Comment by bmacho

19 days ago

I like this reasoning. Define a probability distribution on all circles of (x,y,r>0) based on how likely a given circle is. Then we can just sum the good circles and all the circles.

And the probability distribution is simple: a given (x,y,r) is as likely as its circumference in the unit circle.

Reasoning: Let C:(x,y,r) a given circle. We want to know how likely is it that the circle on 3 random points are close to it, closer than a given value d. (A d wide ball or cube around C in (x,y,r) space. Different shapes lead to diffferent constants but same for every circle.) The set of good 3 points is more or less the same as the set of 3 points from the point set C(d): make C's circumference d thick, and pick the 3 points from this set. Now not any 3 points will suffice, but we can hope that the error goes to 0 as d goes to 0 and there is no systematic error.

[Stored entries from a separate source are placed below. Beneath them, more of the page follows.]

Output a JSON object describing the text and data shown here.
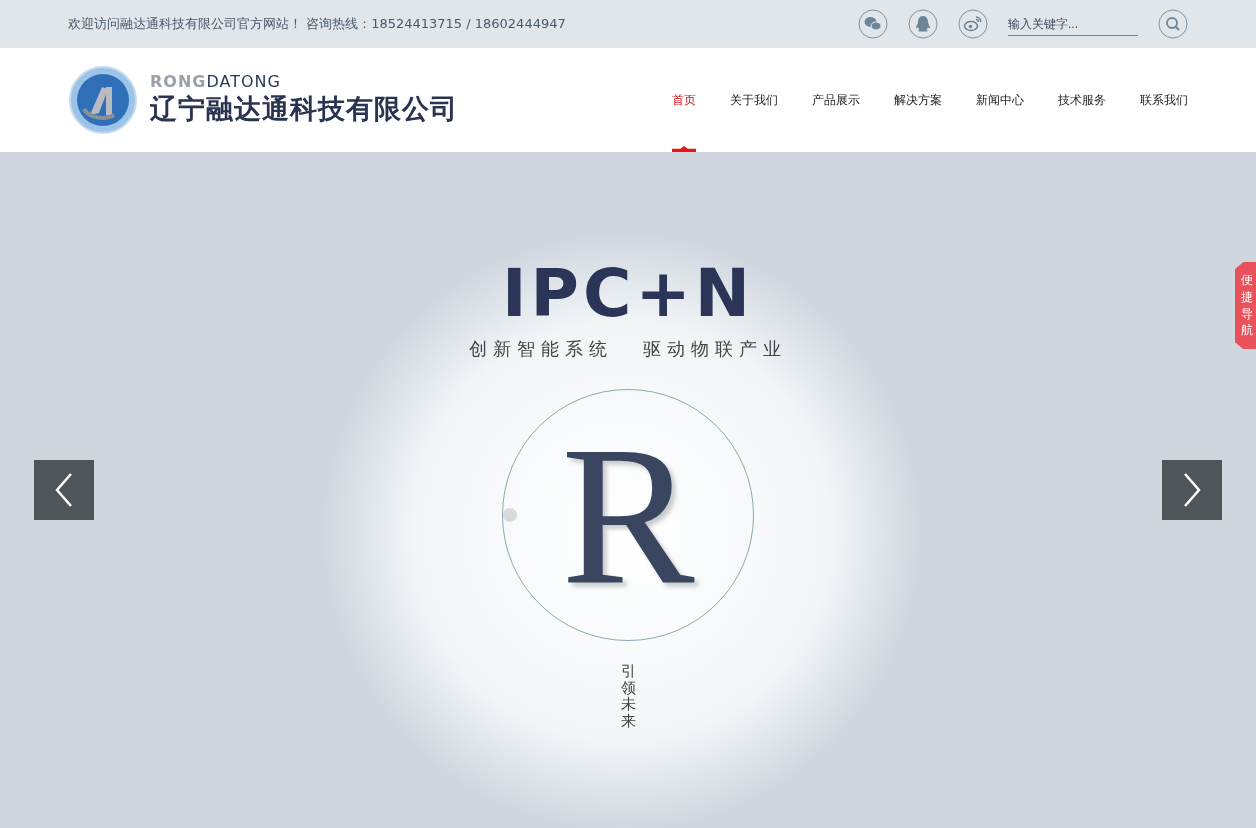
{
  "top_bar": {
    "welcome": "欢迎访问融达通科技有限公司官方网站！ 咨询热线：18524413715 / 18602444947",
    "search": {
      "placeholder": "输入关键字..."
    }
  },
  "logo": {
    "prefix": "RONG",
    "suffix": "DATONG",
    "company": "辽宁融达通科技有限公司"
  },
  "nav": [
    {
      "label": "首页",
      "selected": true
    },
    {
      "label": "关于我们",
      "selected": false
    },
    {
      "label": "产品展示",
      "selected": false
    },
    {
      "label": "解决方案",
      "selected": false
    },
    {
      "label": "新闻中心",
      "selected": false
    },
    {
      "label": "技术服务",
      "selected": false
    },
    {
      "label": "联系我们",
      "selected": false
    }
  ],
  "banner": {
    "headline": "IPC+N",
    "tagline_left": "创新智能系统",
    "tagline_right": "驱动物联产业",
    "letter": "R",
    "vertical_text": "引领未来"
  },
  "side_tab": {
    "label": "便捷导航"
  }
}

Then we just have to integrate.

ChatGPT got me the result 2/3, so it's incorrect. I guess the circumference must not be the right distribution.

Maybe it should be the cube of the amount of circumference inside the unit circle, because 3 random points have to land on the circle for it to be chosen.

  • I think that's correct.

    But that wouldn't work either. The problem is that there is an infinite volume of circles with ~2 as the circumference inside the unit circle. (Volume in x,y,r space, and, consequently in the proposed probability distribution as well.) So this proposed probability distribution gives infinity, when summed up.